Retour sur l'événement de lancement du Mois de l'ESS 2024
Retour sur l'événement de lancement du Mois de l'ESS 2024
Lundi 4 novembre, ESS France a lancé le Mois de l’ESS 2024 en présence de plus de 180 personnes, au siège du Groupe VYV, autour du fil rouge thématique de cette édition : « Réparer la démocratie ». Dans un contexte où la démocratie représentative peine à mobiliser, l’Économie Sociale et Solidaire (ESS) offre une réponse concrète, dynamique et participative, propice à rétablir le lien de confiance entre les citoyens et le processus de délibération collective.
Plusieurs temps forts ont rythmé la soirée, en commençant par des prises de parole introductives avec le mot d'accueil de Stéphane Junique, Président du Groupe VYV, la prise de parole de Benoît Hamon, Président d'ESS France et l'intervention de la Ministre déléguée en charge de l'ESS, de l'Intéressement et de la Participation, Marie-Agnès Poussier-Winsback. À l'occasion de la table ronde "Quel avenir pour la démocratie en entreprise ?" quatre intervenants ont apporté leurs regards, visions et propositions sur le sujet. Michel Jézéquel, Vice-Président d'ESS France et Président du Jury national des Prix de l'ESS, a dévoilé les lauréats nationaux 2024 sur les catégories "Utilité sociale" et "transition écologique".
Mot d'accueil de Stéphane Junique, Président du Groupe Vyv
Stéphane Junique, Président du groupe Vyv a déclaré "C'est un grand plaisir de vous accueillir aujourd’hui dans les locaux du Groupe VYV pour le lancement de la 17e édition du Mois de l’Économie Sociale et Solidaire." Son discours a porté sur le fait d'être un acteur de l'Economie Sociale et Solidaire aujourd'hui comme acte de courage et comme acte de réinvention des idées de transformation sociale et de progrès. Il a également insisté sur le fait qu'être un acteur de l'ESS revient à porter des combats nécessaires pour toute la société : transition écologique, inclusion, lutte contre la pauvreté, accès au droit etc.
Les initiatives de l'ESS foisonnent et témoignent de la vitalité des acteurs de la société civile comme autant de preuves concrètes qu’il existe une alternative durable au fatalisme.

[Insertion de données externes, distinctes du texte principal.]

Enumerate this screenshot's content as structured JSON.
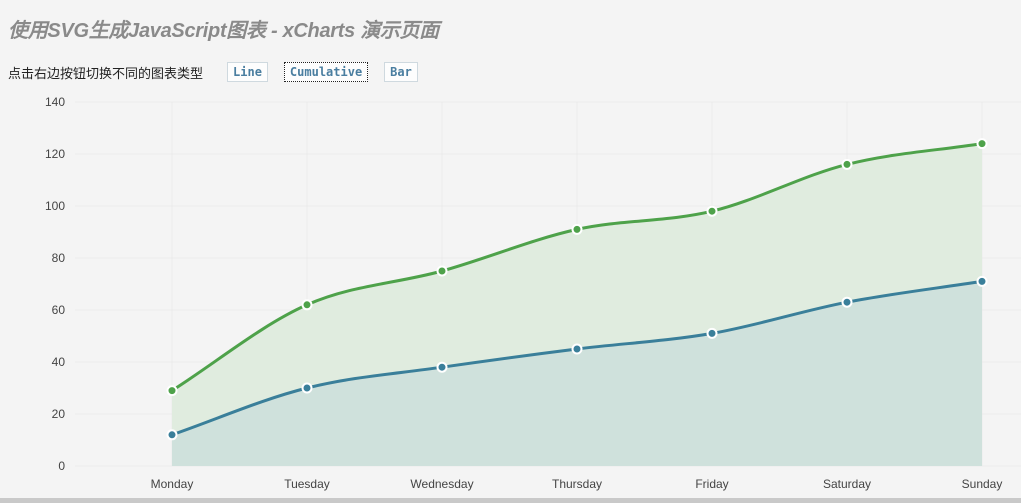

Stéphane Junique a rappelé l'engagement du groupe VYV qui est pleinement partie prenante du Mois de l'ESS, et qui porte à travers le groupe plus de 200 évènements durant ce mois, en proximité. S'adressant à Madame Marie-Agnès Poussier-Winsback, Ministre déléguée chargée de l'Économie sociale et solidaire, de l'Intéressement et de la Participation, il a déclaré : "Vous avez Madame la ministre le plus beau des portefeuilles : nous comptons sur vous. Ne doutez pas que des acteurs qui combattent est un atout pour vous."
Discours de Benoît Hamon, Président d'ESS France
Après avoir remercié le Groupe VYV d'accueillir l'événement de lancement du Mois de l'ESS 2024, Benoît Hamon, Président d'ESS France est entré dans le vif du sujet en révélant deux chiffres marquants. Le premier : 5,7 millions d'habitants dans le monde vivent dans des autocraties*. Le second : depuis 33 ans la France a multiplié par 6 son risque de basculer dans un régime autoritaire**. Benoît Hamon souligne ainsi l'évolution du contexte démocratique et que "les citoyens se détournent de la démocratie représentative et la jugent impuissante à répondre à des problèmes concrets". Dans ce contexte "L'ESS est une ressource démocratique incomparable vers laquelle il est indispensable que le gouvernement et le parlement se tournent". Il a exposé plusieurs raisons pour cela :
- L'ESS réunit des entreprises démocratiques : des entreprises où 1 personne = 1 voix.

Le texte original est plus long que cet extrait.